On January 26, 2011, the CFTC proposed eliminating the exemptions from Commodity Pool Operator (CPO) registration contained in Rules 4.13(a)(3) and 4.13(a)(4), which are the principal exemptions relied on by hedge fund managers who trade futures. If adopted, these changes will require private fund advisers, sponsors, or other operators of funds that invest even occasionally in listed futures to register with the CFTC as a CPO.
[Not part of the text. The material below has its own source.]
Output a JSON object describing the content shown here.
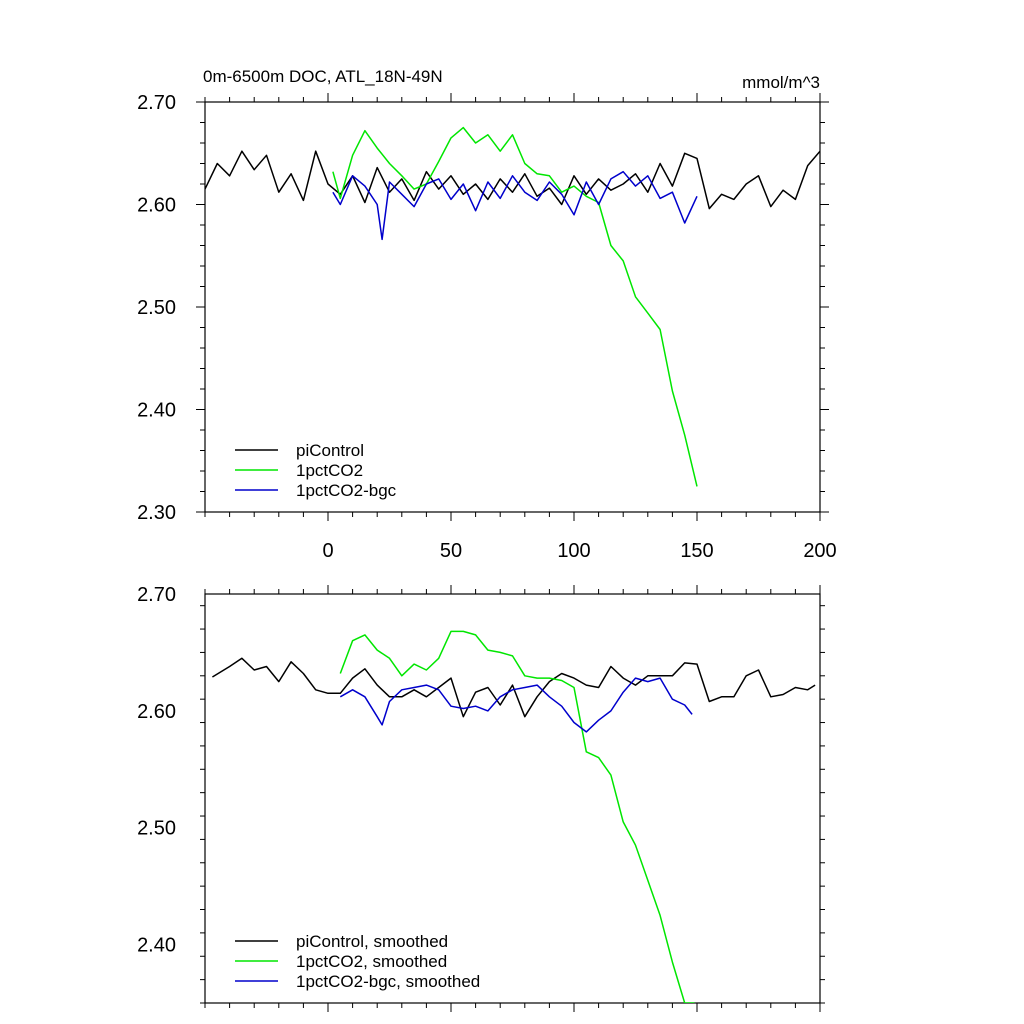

CFTC Rule 4.13(a)(3) currently provides an exemption from CPO registration for persons that meet the following criteria: (i) they operate pools exempt from registration under the Securities Act of 1933; (ii) they offer those pools only to accredited investors, knowledgeable employees, or qualified eligible persons (QEPs) as defined under CFTC Rule 4.7; and (iii) the aggregate initial margin and/or premium attributable to commodity interests in each pool does not exceed 5% of the liquidation value of a pool’s portfolio, or the aggregate net notional value of commodity futures positions held by each pool does not exceed 100% of the net liquidation value of the pool. Rule 4.13(a)(4) provides a broader exemption from CPO registration for persons who operate private funds offered only to certain QEPs, regardless of the amount of commodity interests held by the pool.
If the CFTC adopts the proposed rules, operators of private funds that invest in any commodity futures and certain non-security-based swaps (as described below) will have to register as CPOs with the CFTC and become members of the National Futures Association (NFA).
On February 24, 2011, the CFTC proposed rules to treat non-security-based swaps the same as commodity futures for purposes of determining the need to register as a CPO. Non-security based swaps generally include agricultural and commodity swaps, metal and energy swaps, options, calls, floors and caps based on a rate such as an interest or currency rate, and certain credit default swaps and total return swaps that do not fall under the definition of security-based swap. The definition of security-based swap is expected to include most types of single name CDs based on an individual security or loan. If these changes are adopted, CPOs will not be able to avoid CFTC registration by using swaps instead of futures.
Registration as a CPO usually takes from six to eight weeks to complete. Registration involves submission of certain forms and fingerprints for each principal and associated person, as well as proof that each associated person has passed the national futures exam (Series 3). Generally, anyone who solicits for a fund is an associated person.